Cette approche contribue à lever plusieurs freins structurels à l’emploi. Elle réduit les asymétries d’information entre les candidats et les entreprises, améliore la visibilité des profils et simplifie les processus de recrutement. Elle permet également de toucher des publics éloignés des circuits traditionnels, en leur offrant un accès direct aux opportunités.
L’impact attendu dépasse le seul volume de placements. Il s’agit également de renforcer l’inclusion, en donnant à des jeunes issus de parcours variés la possibilité d’accéder à des opportunités professionnelles. Le partenariat s’inscrit ainsi dans une logique de démocratisation de l’accès à l’emploi, en mobilisant des outils digitaux pour élargir le champ des possibles.
Cette dimension inclusive est particulièrement stratégique dans le contexte marocain, marqué par des disparités territoriales et des inégalités d’accès aux opportunités. En facilitant la mise en relation à l’échelle nationale, le dispositif contribue à réduire ces écarts et à renforcer la cohésion du marché du travail.
Un enjeu stratégique pour les entreprises et les politiques d’emploi
Au-delà de l’accompagnement des jeunes, le partenariat répond également aux besoins des entreprises. Le recrutement de profils qualifiés reste un enjeu majeur pour de nombreux secteurs, qui peinent à identifier et à attirer les talents. En structurant un vivier de candidats formés et accompagnés, le dispositif offre une réponse opérationnelle à cette problématique.

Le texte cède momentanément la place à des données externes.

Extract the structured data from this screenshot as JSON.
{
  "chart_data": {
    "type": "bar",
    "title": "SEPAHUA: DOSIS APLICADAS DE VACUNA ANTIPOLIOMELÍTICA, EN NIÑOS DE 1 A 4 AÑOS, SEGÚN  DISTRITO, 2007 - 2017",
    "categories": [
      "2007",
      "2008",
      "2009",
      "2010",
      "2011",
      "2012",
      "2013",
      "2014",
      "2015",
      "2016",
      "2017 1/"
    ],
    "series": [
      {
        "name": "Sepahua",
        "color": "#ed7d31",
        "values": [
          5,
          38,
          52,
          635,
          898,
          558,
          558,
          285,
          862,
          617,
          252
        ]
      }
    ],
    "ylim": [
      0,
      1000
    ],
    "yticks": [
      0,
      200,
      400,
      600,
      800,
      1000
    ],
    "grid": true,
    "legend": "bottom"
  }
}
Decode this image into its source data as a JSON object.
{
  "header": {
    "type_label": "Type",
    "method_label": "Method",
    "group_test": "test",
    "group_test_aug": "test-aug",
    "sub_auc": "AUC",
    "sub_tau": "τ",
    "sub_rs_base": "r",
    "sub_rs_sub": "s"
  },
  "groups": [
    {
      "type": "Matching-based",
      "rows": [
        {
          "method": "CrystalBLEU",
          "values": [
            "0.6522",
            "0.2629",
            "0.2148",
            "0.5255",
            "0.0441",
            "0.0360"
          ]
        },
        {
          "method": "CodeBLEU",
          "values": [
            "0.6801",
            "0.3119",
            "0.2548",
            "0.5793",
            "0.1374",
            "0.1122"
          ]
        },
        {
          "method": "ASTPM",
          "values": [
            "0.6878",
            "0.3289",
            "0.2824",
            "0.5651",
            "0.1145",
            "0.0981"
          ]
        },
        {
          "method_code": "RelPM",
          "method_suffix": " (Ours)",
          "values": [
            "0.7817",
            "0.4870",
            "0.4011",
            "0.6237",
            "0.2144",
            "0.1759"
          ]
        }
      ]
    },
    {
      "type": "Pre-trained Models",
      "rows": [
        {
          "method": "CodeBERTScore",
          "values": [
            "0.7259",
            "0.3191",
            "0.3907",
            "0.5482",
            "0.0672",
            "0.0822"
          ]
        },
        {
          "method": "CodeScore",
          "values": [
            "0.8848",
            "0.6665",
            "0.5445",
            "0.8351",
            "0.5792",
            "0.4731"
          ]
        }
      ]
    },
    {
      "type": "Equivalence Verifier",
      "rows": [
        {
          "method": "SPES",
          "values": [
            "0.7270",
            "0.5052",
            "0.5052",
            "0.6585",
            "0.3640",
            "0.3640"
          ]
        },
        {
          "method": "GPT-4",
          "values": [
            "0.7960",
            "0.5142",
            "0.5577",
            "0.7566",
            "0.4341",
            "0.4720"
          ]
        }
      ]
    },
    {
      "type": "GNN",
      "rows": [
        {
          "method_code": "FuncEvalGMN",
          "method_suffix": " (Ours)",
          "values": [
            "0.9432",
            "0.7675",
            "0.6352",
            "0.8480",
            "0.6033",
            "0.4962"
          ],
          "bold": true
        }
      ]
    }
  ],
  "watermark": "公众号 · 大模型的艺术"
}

Les entreprises bénéficient ainsi d’un accès simplifié à des profils préqualifiés, tout en réduisant les coûts et les délais de recrutement. Cette logique de mise en relation directe permet d’optimiser les processus et d’améliorer l’efficacité des recrutements.
Le partenariat s’inscrit également dans les orientations des politiques publiques en matière d’emploi, qui mettent l’accent sur l’insertion des jeunes et le développement du capital humain. Il contribue à renforcer les synergies entre les acteurs de la formation, de l’accompagnement et du recrutement, en favorisant une approche intégrée.
La question de l’employabilité ne se limite pas à un enjeu individuel. Elle constitue un levier de développement économique et social, en permettant d’optimiser l’utilisation des compétences disponibles sur le marché. En facilitant l’accès à l’emploi, le partenariat participe à la dynamique globale de croissance et d’inclusion.
L’efficacité de ce type de dispositif repose toutefois sur sa capacité à produire des résultats mesurables. Le suivi des indicateurs d’insertion, la qualité des placements et la durabilité des emplois constituent des éléments clés pour évaluer son impact. L’enjeu sera de démontrer, dans la durée, la pertinence de ce modèle et sa capacité à être reproduit à plus grande échelle.
La signature de cet accord marque une étape dans l’évolution des dispositifs d’employabilité au Maroc. Elle illustre une tendance de fond vers des modèles plus intégrés, combinant formation, accompagnement et mise en relation. Le défi reste désormais de transformer cette dynamique en résultats concrets, en multipliant les passerelles entre les jeunes et les entreprises.